Mildred (Winslet), kura domowa z klasy średniej, rozwodzi się ze swoim bezrobotnym i niewiernym mężem Bertem (Brian F. O’Byrne) i bierze na siebie utrzymanie domu oraz dwóch córek. W zaskakująco krótkim czasie udaje jej się zbudować gastronomiczne imperium złożone z kilku restauracji. Równocześnie podejmuje romans z utracjuszem i bon vivantem o arystokratycznych korzeniach Montym Beragonem (Guy Pearce), który chętnie korzysta z pieniędzy zarobionych przez obrotną parweniuszkę, choć w głębi duszy nią pogardza. Podobne uczucia wobec matki żywi starsza córka Veda (Evan Rachel Wood), ambitna, narcystyczna i skłonna do manipulacji żmijka, żerująca na bezkrytycznej miłości, jaką ma dla niej Mildred.

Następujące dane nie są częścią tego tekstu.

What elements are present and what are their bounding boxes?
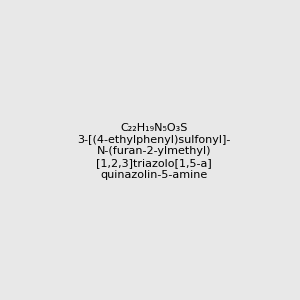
Text: C₂₂H₁₉N₅O₃S
3-[(4-ethylphenyl)sulfonyl]-
N-(furan-2-ylmethyl)
[1,2,3]triazolo[1,: C₂₂H₁₉N₅O₃S 3-[(4-ethylphenyl)sulfonyl]-… <box>77 123 230 180</box>
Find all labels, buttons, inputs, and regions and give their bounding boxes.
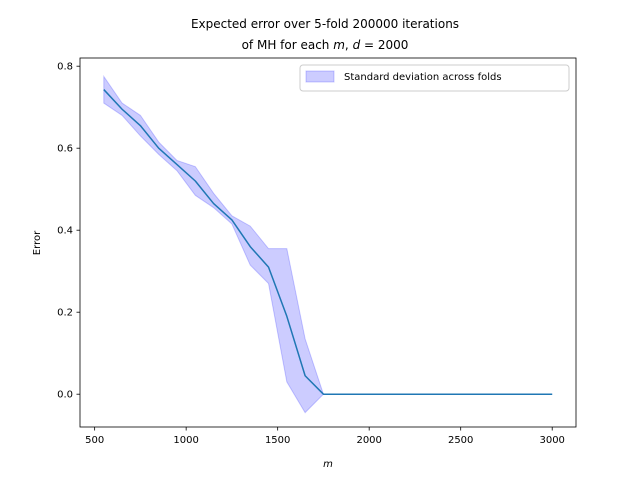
x-axis-ticks: 500 1000 1500 2000 2500 3000	[85, 427, 565, 446]
x-tick-label: 500	[85, 435, 104, 446]
x-tick-label: 1500	[265, 435, 290, 446]
legend-label: Standard deviation across folds	[344, 72, 502, 83]
chart-title-line2: of MH for each m, d = 2000	[242, 38, 409, 52]
x-tick-label: 2500	[448, 435, 473, 446]
x-tick-label: 3000	[539, 435, 564, 446]
y-axis-ticks: 0.0 0.2 0.4 0.6 0.8	[57, 62, 80, 401]
error-line	[103, 89, 553, 395]
axes-frame	[79, 57, 577, 428]
y-tick-label: 0.6	[57, 144, 73, 155]
x-tick-label: 1000	[173, 435, 198, 446]
y-tick-label: 0.4	[57, 226, 73, 237]
y-axis-label: Error	[32, 230, 43, 255]
x-axis-label: m	[323, 459, 333, 470]
x-tick-label: 2000	[356, 435, 381, 446]
y-tick-label: 0.0	[57, 390, 73, 401]
y-tick-label: 0.8	[57, 62, 73, 73]
legend-swatch	[305, 70, 335, 83]
plot-area	[103, 74, 553, 414]
y-tick-label: 0.2	[57, 308, 73, 319]
chart-title-line1: Expected error over 5-fold 200000 iterat…	[191, 17, 459, 31]
legend-frame	[299, 64, 570, 92]
legend: Standard deviation across folds	[299, 64, 570, 92]
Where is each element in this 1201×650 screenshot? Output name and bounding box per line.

Powieść "Mildred Pierce" Jamesa M. Caina została już przeniesiona na ekran – w 1945 roku powstał klasyczny film noir z pamiętną tytułową rolą Joan Crawford, który dodawał nieobecny w książce wątek kryminalnej intrygi. Jednak współczesna wersja jest znacznie wierniejsza książce. "Podziwiam film Michaela Curtiza, ale kiedy niedawno po raz pierwszy przeczytałem oryginalną powieść, byłem zaskoczony jej szczerością w kwestiach takich jak seksualność bohaterki oraz realizmem w portretowaniu związku matki i córki" – mówił Haynes w wywiadzie dla magazynu "Collider". "Wydało mi się to niezwykle współczesne i przystępne. I takie walory chciałem zachować w swojej adaptacji" – wyjaśniał reżyser.



Reklama
Rzeczywiście, jeśli ktoś spodziewa się wystylizowanego dramatu kostiumowego, pieszczącego wizualne detale i nawiązującego do filmowego stylu złotej epoki Hollywood, może się poczuć zaskoczony minimalistycznym i surowym podejściem reżysera. Jego "Mildred Pierce" to przede wszystkim realistyczny psychologiczny portret kobiety dość odważnej i zdeterminowanej, by sprostać społecznym i ekonomicznym wymogom epoki, a jednocześnie za mało samoświadomej, by umieć uzdrowić swoją uzależniającą i niszczącą więź z dzieckiem.
Reklama
Ten aspekt scenariusza najmocniej przemówił do wyobraźni Kate Winslet, która bez wahania przyjęła wymagającą rolę. "Intensywność relacji między Mildred a Vedą wynika z czystego uwielbienia, jakie matka żywi dla swojego dziecka. Wręcz balansuje na granicy obsesji, tak bezwarunkowa jest to miłość" – mówiła aktorka w tym samym wywiadzie dla "Collidera". "Każda relacja matka – córka jest skomplikowana, ale tu mamy do czynienia z czymś innym, ponieważ uczucia Mildred są wciąż wystawiane na próbę, a ona sama waha się między ślepą miłością a zrozumiałą chęcią zabicia Vedy. Naturalne matczyne odruchy w tym wypadku okazują się trucizną, czynnikiem, który niszczy moją bohaterkę" – wyjaśniała Winslet.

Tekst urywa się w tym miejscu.